Global Ionosphere Total Electron Content Reconstruction Using VISTA

The ionospheric TEC can be calculated using different delays of two or more transmitted frequencies from the Global Navigation Satellite Systems (GNSS), including GPS. In the GNSS era, the ionospheric TEC provides us an unprecedented opportunity to image the ionosphere plasma content between ground-based receivers and the GNSS satellites. In the recent years, the number of GNSS receivers has increased dramatically and this trend is continuing.

Our TEC map reconstruction model, Video Imputation with SoftImpute, Temporal smoothing and Auxiliary data (VISTA) [Sun et al. 2021], is capable of imputing a time-series of matrices with a large amount of missing values and guarantees both spatial smoothness and temporal consistency, which is very helpful for reconstructing scientific images with non-random missingness, i.e., the TEC maps/videos.

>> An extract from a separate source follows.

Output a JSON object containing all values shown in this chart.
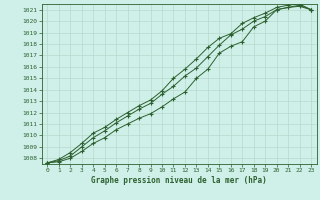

The VISTA method is innovated on top of an existing matrix factorization and imputation completion algorithm, softImpute, with an efficient optimization algorithm. We incorporated auxiliary data, such as spherical harmonic fitted map, and ideas of spatial-temporal smoothness into the existing matrix factorization and imputation model, which results in a novel model that is catered to the special structure of the TEC videos thus giving superior performance for TEC video/map reconstruction. VISTA can not only provide full global-scale maps but also preserve the observed meso-scale ionospheric density structures (e.g., equatorial plasma bubbles, polar cap patch). Examples of applying VISTA to the IGS data with an artificial missing data patch and to the Madrigal TEC data are shown below. More examples can be found in Zou et al., 2021.

We have constructed and completed a global TEC map database using the VISTA algorithm and the database can be accessed freely via UM Deepblue data repository. Description of the database can be found in Sun et al. 2023, including the data processing pipeline, discussions on the computational costs, fine tuning of the VISTA algorithm parameters, and validation of the dataset using independent JASON TEC. Discussions on potential usages of the complete TEC database are given, together with a concrete example of applying this database.

Example of imputing the IGS data with temporal patch missingness. (A) IGS data at 2017-09-08 02:15:00 UT. (B) Imputed with softImpute (λ1 = 0.9). (C) Imputed with temporal smoothing (λ1 = 0.9, λ2 = 0.05). (D) 63 ×63 patch missingness. (E) Imputed with spherical harmonics auxliary data (λ1 = 0.9, λ3 = 0.01). (F) Imputed with full model (λ1 = 0.9, λ2 = 0.05, λ3 = 0.01), From Sun et al., 2021.
Example of imputing the Madrigal TEC data. (A) Original median filtered map. (B) Directly use the SH fitted map. (C) Full model imputed map with (λ1, λ2, λ3) = (0.9, 0.2, 0.021). From Sun et al., 2021.
Example of imputing the Madrigal TEC data in the polar region. (A) Original median filtered map. (B) SH fitted map. (C) Imputed with the full VISTA model.